For non-compliance with the requirements, operators may face administrative fines. Violation of the order may fall under different compositions of administrative offenses, depending on the circumstances. The first failure to provide information can cost the company in the amount of up to 500 thousand rubles, repeated violation - up to 1 million rubles. Additionally, the article of the Code of Administrative Offenses on conducting entrepreneurial activity in violation of the terms of the license may be applied. The norm provides for a warning or a fine for legal entities up to 40 thousand rubles.
For operators, the new requirements are becoming a separate operational task. Information on the change of IP-addresses needs to be collected, structured and promptly transmitted to the regulator, and for such work requires technical systems, server equipment and employees. In one of the telecom companies, the additional need was estimated at about 20 people. For large operators, the load is distributed over existing infrastructure, and for small providers, the costs of equipment, integration and personnel can become a noticeable unplanned cost item.
The cost of fulfilling requirements may affect tariffs, market participants believe. Difficulty enhances dynamic addressing. Most home and mobile subscribers have no constant IP address: the address changes when reconnecting to the network, moving between base stations and planned management of address space from the provider. According to industry estimates, 25% to almost 60% of IP addresses regularly change key parameters. A large federal operator has the number of such events can reach hundreds of thousands per day, so manual processing of such changes is almost impossible.
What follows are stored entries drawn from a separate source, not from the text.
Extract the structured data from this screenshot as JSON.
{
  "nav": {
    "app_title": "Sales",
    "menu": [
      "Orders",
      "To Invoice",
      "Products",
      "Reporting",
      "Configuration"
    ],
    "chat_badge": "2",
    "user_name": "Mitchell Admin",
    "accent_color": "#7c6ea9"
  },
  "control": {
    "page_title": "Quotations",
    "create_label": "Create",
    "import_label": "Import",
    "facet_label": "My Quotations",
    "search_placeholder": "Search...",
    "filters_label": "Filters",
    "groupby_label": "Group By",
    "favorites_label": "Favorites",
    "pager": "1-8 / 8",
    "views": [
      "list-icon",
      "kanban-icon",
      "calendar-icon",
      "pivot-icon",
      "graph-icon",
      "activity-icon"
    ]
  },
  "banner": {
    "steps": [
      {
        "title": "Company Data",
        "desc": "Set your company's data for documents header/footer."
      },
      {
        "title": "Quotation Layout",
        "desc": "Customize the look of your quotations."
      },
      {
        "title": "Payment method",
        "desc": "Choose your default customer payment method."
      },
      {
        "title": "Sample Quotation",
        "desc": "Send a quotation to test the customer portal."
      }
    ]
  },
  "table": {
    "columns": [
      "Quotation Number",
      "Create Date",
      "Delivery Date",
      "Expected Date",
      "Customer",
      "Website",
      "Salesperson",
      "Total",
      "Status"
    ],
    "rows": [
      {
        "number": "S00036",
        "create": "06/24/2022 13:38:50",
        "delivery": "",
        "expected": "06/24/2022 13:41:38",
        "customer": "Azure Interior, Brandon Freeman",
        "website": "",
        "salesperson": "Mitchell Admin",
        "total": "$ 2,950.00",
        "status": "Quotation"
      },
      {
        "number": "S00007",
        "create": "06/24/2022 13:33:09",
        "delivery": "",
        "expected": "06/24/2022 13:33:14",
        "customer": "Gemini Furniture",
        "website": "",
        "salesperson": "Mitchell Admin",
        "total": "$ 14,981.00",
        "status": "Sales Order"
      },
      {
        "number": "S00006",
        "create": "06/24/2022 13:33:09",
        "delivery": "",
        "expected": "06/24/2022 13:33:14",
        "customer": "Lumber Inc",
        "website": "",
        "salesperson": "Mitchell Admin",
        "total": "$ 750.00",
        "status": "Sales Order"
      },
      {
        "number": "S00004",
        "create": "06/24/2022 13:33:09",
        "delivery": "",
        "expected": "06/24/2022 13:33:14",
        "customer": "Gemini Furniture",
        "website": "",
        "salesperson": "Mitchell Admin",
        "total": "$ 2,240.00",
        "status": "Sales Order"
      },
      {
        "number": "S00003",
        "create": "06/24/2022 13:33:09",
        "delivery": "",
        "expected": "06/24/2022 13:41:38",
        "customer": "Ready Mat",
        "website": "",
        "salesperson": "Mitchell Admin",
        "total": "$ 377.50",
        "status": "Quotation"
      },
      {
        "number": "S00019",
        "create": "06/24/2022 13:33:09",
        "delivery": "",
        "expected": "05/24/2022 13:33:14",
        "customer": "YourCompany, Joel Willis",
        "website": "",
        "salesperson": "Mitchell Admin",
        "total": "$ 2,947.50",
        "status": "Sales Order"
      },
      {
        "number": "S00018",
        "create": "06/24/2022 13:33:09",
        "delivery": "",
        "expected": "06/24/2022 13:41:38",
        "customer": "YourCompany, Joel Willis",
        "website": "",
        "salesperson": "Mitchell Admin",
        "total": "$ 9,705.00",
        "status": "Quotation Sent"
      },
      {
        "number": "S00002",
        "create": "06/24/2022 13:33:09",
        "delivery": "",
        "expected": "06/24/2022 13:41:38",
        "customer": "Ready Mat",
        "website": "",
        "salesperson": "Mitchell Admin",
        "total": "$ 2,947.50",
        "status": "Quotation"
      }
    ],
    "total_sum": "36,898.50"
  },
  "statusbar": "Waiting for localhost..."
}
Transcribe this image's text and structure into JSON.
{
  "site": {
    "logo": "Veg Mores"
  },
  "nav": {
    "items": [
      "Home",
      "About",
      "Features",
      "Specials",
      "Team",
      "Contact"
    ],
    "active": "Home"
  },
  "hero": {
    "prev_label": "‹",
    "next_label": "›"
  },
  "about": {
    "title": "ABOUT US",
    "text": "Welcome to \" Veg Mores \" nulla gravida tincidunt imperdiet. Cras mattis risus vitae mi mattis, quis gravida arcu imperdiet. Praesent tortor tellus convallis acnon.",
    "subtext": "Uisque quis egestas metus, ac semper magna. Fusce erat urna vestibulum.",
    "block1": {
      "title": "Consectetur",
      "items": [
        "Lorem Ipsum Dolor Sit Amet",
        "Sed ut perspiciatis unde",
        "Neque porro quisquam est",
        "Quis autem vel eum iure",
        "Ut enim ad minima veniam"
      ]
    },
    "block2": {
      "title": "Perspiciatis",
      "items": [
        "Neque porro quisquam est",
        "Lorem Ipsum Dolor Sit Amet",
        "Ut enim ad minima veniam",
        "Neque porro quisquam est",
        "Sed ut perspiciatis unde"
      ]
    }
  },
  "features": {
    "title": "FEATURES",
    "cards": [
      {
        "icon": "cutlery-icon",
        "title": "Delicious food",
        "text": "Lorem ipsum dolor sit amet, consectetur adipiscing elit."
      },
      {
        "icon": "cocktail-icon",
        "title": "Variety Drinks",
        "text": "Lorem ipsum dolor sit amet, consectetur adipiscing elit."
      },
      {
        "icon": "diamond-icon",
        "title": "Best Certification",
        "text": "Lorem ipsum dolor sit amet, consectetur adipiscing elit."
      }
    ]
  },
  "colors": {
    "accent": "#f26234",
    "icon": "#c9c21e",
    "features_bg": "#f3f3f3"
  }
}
Technically, it is possible to meet the requirements, but operators with millions of dynamic sessions will need automated data exchange systems with the regulator. Such a task can be especially sensitive for small and medium-sized providers: you will have to purchase equipment, adjust the accounting of changes, attract integrators and support data transmission in a short time. If Roskomnadzor requests information at specific addresses, the operator must meet not in one day, but in one hour.
A separate problem is related to the geographical binding of IP addresses. Roskomnadzor demands to indicate not not only the region, but also a specific municipal district or urban district where addresses are used. Unlike phone numbers, IP addresses do not have a permanent binding to the territory. One network address can be used today in Novosibirsk, and later in Petrozavodsk. Because of this mobility, operators will have to maintain a large and rapidly changing data array. The industry believes that such a base will increase costs and create a new potential point of vulnerability: when leaking information about addresses, sessions and places of use may be sensitive to operators and subscribers.